72 hours later, I am no closer to a neat summation of last week’s NAR show. Too much happened too quickly. The meetings, hallway huddles, half-heard cocktail party conversations and booth breeze-by’s didn’t add up to anything neat and tidy. But here are a few observations from an intense couple days.

  • There was little evidence of the down market and recently cleaned up credit mess. Unlike the post dot-com boom EXPO of 2002, there were no empty booth spaces and few notable absences. In fact, the major lenders featured their usual casino games and carnival barkers. These things always entertained in the past, but seemed clumsy this time.
  • Web 2.0 in real estate is largely — and, arguably, most significantly — a small-gauge, mass phenomenon. I have made this point before, but the hall, the talk and the party circuit underscored the fact that no new company has made a big splash in online real estate in the past year. But the number of practitioners using social media and tools to reinvent their business continues to explode.
  • The antipathy in the industry toward its own trade association seems to be increasing. Whether the gripe is about the "Gateway", the bureaucracy, or the tin-eared responses to challenges from the media and justice department, few I talked to had much good to say about NAR (my only complaint is that they persist in keeping Orlando in the EXPO site location!).
  • Brokers — even those who are hurting — have some pretty compelling opportunities at hand. They were lavishly courted at the show by Google, Trulia and Zillow for access to their listings. The cost of technology innovation has never been lower. The down market has shaken up traditional tensions with agents. I talked with several brokers who not only understand this, but are taking advantage of these interesting times to do things they never would have considered trying in a boom market. This may be a little of "freedom’s just another word for nothing left to lose", but I think those who make bold moves right now will be rewarded.
  • The technology story is not just about Web 2.0. I came across two new takes on old applications — IDX and online home tours — in the exhibit hall. Diverse Solutions was showing off its new IDX solution, which is a dramatic departure from the difficult to use, uninspired offerings to which we have become accustomed. HomeZone shared its suite of Flash-coated marketing apps, including a home tour module that is truly elegant.
  • Change is afoot in the MLS world. Execs and staffers I talked to at the show are thinking in ways that would have been unheard of even a couple years ago. They are coming to recognize they literally hold the goods in the online listings game. Look for some interesting moves in this space in the coming months.

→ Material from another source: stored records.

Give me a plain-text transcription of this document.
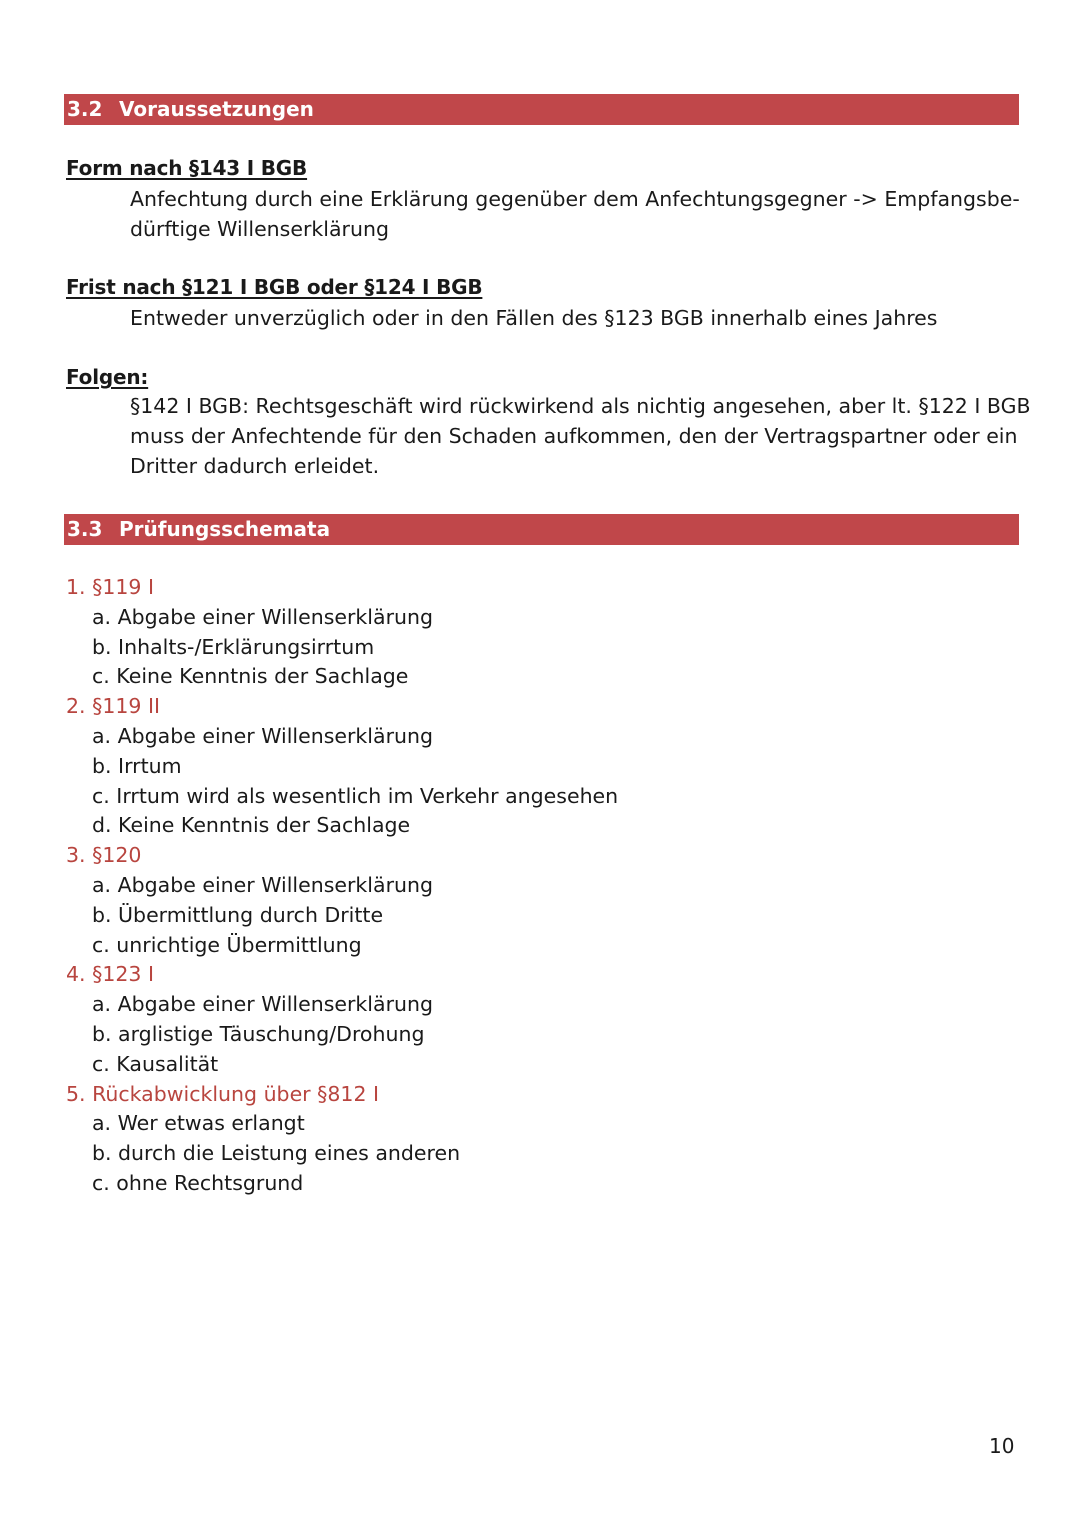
3.2 Voraussetzungen
Form nach §143 I BGB

Anfechtung durch eine Erklärung gegenüber dem Anfechtungsgegner -> Empfangsbe-
dürftige Willenserklärung

Frist nach §121 I BGB oder §124 I BGB

Entweder unverzüglich oder in den Fällen des §123 BGB innerhalb eines Jahres

Folgen:

§142 I BGB: Rechtsgeschäft wird rückwirkend als nichtig angesehen, aber lt. §122 I BGB
muss der Anfechtende für den Schaden aufkommen, den der Vertragspartner oder ein
Dritter dadurch erleidet.

3.3 Prüfungsschemata
1. §119 I
a. Abgabe einer Willenserklärung
b. Inhalts-/Erklärungsirrtum
c. Keine Kenntnis der Sachlage
2. §119 II
a. Abgabe einer Willenserklärung
b. Irrtum
c. Irrtum wird als wesentlich im Verkehr angesehen
d. Keine Kenntnis der Sachlage
3. §120
a. Abgabe einer Willenserklärung
b. Übermittlung durch Dritte
c. unrichtige Übermittlung
4. §123 I
a. Abgabe einer Willenserklärung
b. arglistige Täuschung/Drohung
c. Kausalität
5. Rückabwicklung über §812 I
a. Wer etwas erlangt
b. durch die Leistung eines anderen
c. ohne Rechtsgrund
10
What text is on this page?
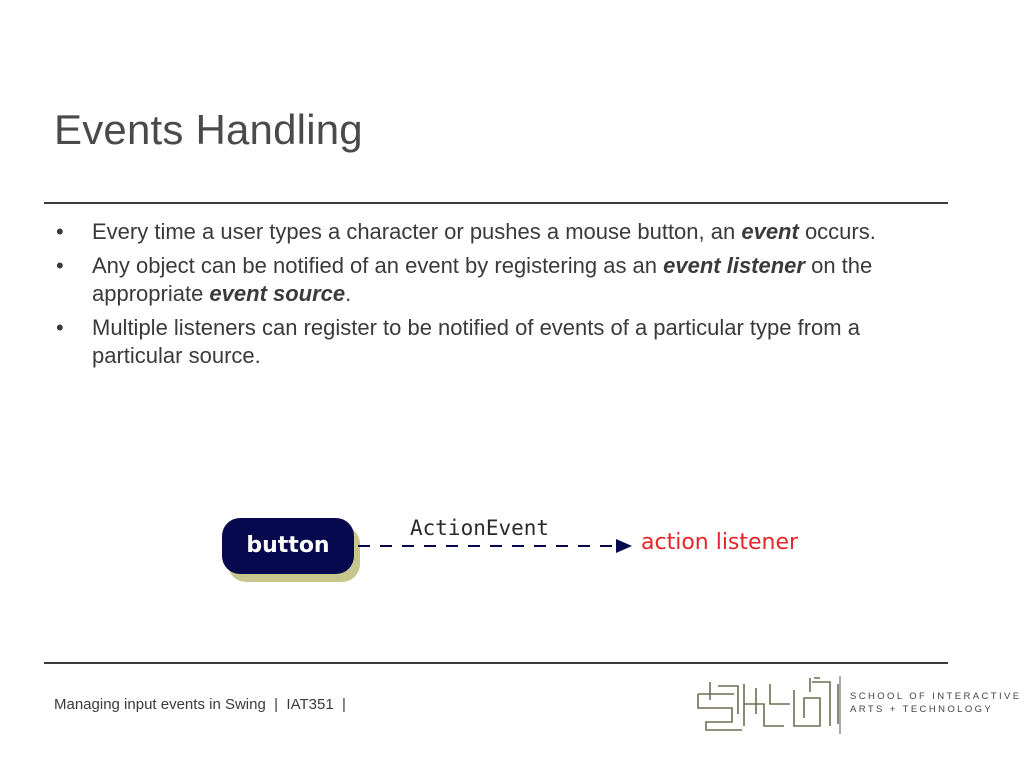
Events Handling
• Every time a user types a character or pushes a mouse button, an event occurs.
• Any object can be notified of an event by registering as an event listener on the appropriate event source.
• Multiple listeners can register to be notified of events of a particular type from a particular source.
button
ActionEvent
action listener
Managing input events in Swing | IAT351 |	SCHOOL OF INTERACTIVE
ARTS + TECHNOLOGY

  • Realtor.com had the most significant announcement of the week with its new Neighborhood app. I have always thought Move missed the mark on user experience far too often, but what they have done here might be a model for a second wave of real estate data mashups. The experience is rich, but, more importantly, it is functional. They avoided the trap of more data, more mapping, more tabs and more tools that still plagues many sites.
  • I am now officially not cool enough and not wealthy enough for Las Vegas. Something’s happened in this town since I was here last about a year and a half ago. I just can’t pull off $25-a-hand blackjack or an apple-pomegranate-saketini. Maybe I shouldn’t complain about Orlando.